In his email, Wacker alleged that Google sent both him and Cernekee to an external organization for mediation. Ultimately, no one was punished, he added.

“We have two problems at Google: the alt-right, and those who can’t tell the difference between the right and the alt-right,” Wacker stated in the email. “One of my persistent worries is that the alt-right will one day cause some sort of controversy at Google, but the right will end up taking the blame for their actions.”

A Google spokesperson told CNBC that Cernekee was fired because he violated multiple company policies, including using a personal device to download internal Google documents. He has since turned over tens of thousands of pages of documents as a part of a judge-ordered requirement, the company added. Google declined to comment on Wacker’s email. Wacker declined to comment for this article.

Here is Cernekee’s full statement:

These are false and baseless smears from a jealous and vindictive ex-colleague. I have always supported free speech and opposed white nationalism. I addressed these smears in more depth here. To that point, I occasionally defended the free speech of extremists, and I frequently spoke out against Antifa mobs who supported shutting down political discussion through force. When the infamous white nationalist leader Richard Spencer was sucker punched in the face during an interview, several Googlers openly defended the violent act and took to internal company forums to promote the idea the “Nazis deserve to be punched.

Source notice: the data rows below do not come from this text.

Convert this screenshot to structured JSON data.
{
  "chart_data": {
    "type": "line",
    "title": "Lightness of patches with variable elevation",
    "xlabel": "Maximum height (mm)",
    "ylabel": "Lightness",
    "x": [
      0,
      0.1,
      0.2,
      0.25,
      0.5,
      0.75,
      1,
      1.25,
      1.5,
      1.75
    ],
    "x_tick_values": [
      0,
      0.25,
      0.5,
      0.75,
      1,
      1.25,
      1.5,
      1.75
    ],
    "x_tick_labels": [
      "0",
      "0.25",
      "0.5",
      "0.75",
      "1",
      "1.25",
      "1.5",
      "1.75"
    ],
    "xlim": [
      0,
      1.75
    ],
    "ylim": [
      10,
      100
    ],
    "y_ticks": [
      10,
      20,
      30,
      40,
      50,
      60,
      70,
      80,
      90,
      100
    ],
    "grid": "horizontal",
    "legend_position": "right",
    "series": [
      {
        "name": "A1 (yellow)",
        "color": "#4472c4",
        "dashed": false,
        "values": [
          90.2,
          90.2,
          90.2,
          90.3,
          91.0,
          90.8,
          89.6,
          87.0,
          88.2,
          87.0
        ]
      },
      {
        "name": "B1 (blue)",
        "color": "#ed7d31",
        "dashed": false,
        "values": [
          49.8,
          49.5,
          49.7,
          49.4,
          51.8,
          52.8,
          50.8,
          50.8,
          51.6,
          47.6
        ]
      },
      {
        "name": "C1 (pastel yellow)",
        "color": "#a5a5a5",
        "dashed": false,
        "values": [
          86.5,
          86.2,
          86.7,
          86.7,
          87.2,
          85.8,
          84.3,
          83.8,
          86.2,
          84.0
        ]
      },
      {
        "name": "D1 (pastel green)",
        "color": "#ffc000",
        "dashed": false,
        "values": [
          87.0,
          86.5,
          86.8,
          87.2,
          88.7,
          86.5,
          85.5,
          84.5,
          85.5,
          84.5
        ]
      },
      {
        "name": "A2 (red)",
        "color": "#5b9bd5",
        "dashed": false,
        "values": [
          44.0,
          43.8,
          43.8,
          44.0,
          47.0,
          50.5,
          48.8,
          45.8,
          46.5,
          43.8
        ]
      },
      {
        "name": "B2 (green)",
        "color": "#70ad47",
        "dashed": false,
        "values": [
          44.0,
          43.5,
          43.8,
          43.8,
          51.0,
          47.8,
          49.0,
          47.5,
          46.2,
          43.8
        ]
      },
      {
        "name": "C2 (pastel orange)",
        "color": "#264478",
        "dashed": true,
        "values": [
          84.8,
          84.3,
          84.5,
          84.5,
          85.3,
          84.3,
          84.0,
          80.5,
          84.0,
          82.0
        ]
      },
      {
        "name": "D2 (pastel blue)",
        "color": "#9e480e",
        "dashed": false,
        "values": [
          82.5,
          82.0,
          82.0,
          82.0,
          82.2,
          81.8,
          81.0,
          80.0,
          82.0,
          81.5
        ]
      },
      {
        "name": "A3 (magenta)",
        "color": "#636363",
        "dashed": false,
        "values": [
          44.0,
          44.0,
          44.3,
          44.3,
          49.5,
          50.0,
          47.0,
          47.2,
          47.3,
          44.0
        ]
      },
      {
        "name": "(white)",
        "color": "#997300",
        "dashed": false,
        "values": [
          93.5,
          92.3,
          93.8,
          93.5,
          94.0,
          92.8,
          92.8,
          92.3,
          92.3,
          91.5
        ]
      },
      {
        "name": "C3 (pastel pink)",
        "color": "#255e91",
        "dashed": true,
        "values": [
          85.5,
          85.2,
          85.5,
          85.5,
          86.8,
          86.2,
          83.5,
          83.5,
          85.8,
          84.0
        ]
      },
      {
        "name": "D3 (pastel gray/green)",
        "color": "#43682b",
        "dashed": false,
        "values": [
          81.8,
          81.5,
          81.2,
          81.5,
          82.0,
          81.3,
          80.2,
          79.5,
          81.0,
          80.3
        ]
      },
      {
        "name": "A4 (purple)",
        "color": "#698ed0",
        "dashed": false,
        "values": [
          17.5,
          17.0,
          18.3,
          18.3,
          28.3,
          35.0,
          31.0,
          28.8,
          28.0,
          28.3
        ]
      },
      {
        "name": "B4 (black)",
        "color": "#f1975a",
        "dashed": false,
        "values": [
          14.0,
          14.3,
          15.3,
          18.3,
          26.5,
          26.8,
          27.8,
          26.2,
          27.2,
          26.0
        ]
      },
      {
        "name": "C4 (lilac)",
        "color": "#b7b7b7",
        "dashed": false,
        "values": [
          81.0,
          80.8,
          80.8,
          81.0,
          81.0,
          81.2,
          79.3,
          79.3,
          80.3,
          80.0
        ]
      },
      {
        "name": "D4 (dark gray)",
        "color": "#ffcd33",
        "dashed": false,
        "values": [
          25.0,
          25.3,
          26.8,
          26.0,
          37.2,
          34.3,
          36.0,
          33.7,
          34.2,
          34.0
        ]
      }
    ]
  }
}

While I strongly disagree with Spencer’s views, I found this precedent absolutely horrifying, and I spoke out. I also spoke out against a masked gang of Antifa thugs who violently attacked a skinhead group. I would have unabashedly defended far-left activists if violent right wingers had attacked them. I have been steadfast in maintaining that the rule of law and the right to peacefully protest are cornerstones of our society.

Unfortunately, very few Googlers adhere to the maxim “I disapprove of what you say, but I will defend to the death your right to say.” Instead, they believe that defending free speech of despicable fringe characters means you must agree with them. For merely opposing Antifa violence, I was routinely accused of being “Alt Right” despite never endorsing those positions.

I firmly believe that once political violence and censorship are normalized as acceptable tactics, there is no stopping point and America’s political situation will turn extremely ugly. In just the last few days, three Democratic presidential candidates have described the President as a White Nationalist. Antifa have justified attacks on mainstream conservatives such as Tucker Carlson and Andy Ngo on the grounds that they are fascists. Conservative gatherings are routinely attacked by masked thugs, who operate with impunity and shut down the debate by force.

In the wake of the violent despicable, horrific, and racist mass murder in El Paso, the media will undoubtedly advance a narrative that concerns about Antifa violence should be disregarded. There is no question that murdering dozens of innocent people due to their race is exponentially worse than dousing politicians with sticky milkshakes. Yet this doesn’t make the latter an acceptable form of protest.